Closed dgoldman-pdx closed 9 years ago
Hi @dgoldman-ebay , thanks for your interest!
I think the code is correct without bias scaling for the following reasons:
Caffe: https://github.com/BVLC/caffe/blob/master/src/caffe/layers/dropout_layer.cpp#L40 Pylearn2: https://github.com/lisa-lab/pylearn2/blob/master/pylearn2/models/mlp.py#L829 and https://github.com/lisa-lab/pylearn2/blob/master/pylearn2/models/mlp.py#L987
(they actually do the inverse scaling at train time but it's still equivalent).
@mdenil you may indeed be right.
Looking at a newer Hinton dropout summary paper (http://www.cs.toronto.edu/~rsalakhu/papers/srivastava14a.pdf), he still uses the phrase "outgoing weights". But Figure 2 helps explain this.
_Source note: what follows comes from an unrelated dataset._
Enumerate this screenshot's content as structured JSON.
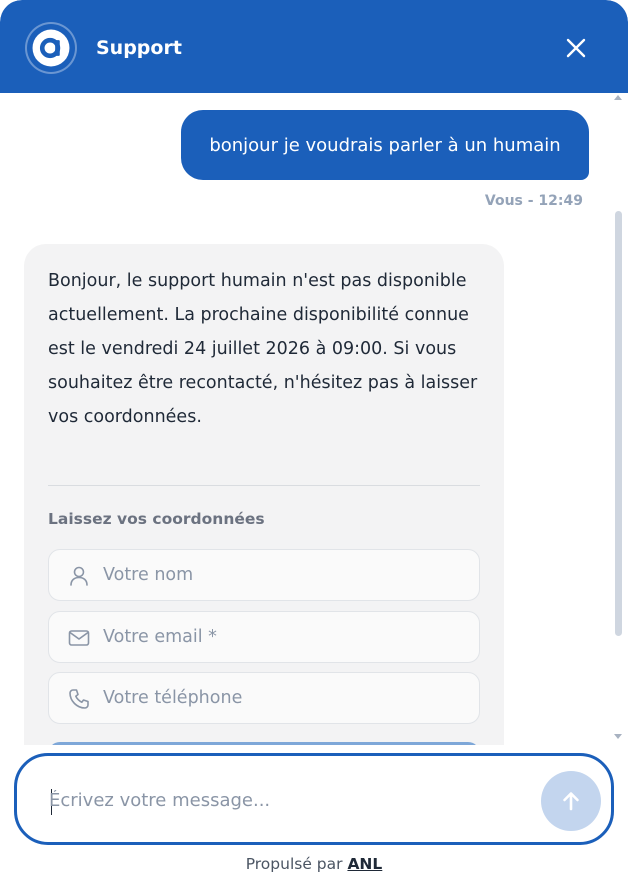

Rather than decrease the outgoing activation value of each node (equivalent to decreasing both W and b for the node), he instead decreases the weight of each outgoing connection between the node and the nodes of the next layer.
As I read your code, it looks to me like you're instead decreasing the weight of each incoming connection from the previous layer. Have I misread?
The dropout layer takes the dropout rate to be applied to its output (dropout_rate[layer_counter+1]
), but the scaling applied to W uses dropout_rate[layer_couter]
which corresponds to the dropout rate applied to the output of the previous layer.
So yes, you are correct that the code scales each incoming connection from the previous layer, but it scales them by using the dropout rate that was applied the input of that layer.
This is kind of confusing because the code bundles weights with the activations above them, and Hinton's papers talk about weights and the activations below them, but I think they agree once we unpack the indexing.
Thanks, @mdenil. That all makes sense. I was misreading your code.
So I'll just take this opportunity to thank you for your work here ... and now I'll move along... :)
In the "mean network", each unit's output must be decreased to compensate. That implies that both W and b, rather than only W, must be decreased -- right?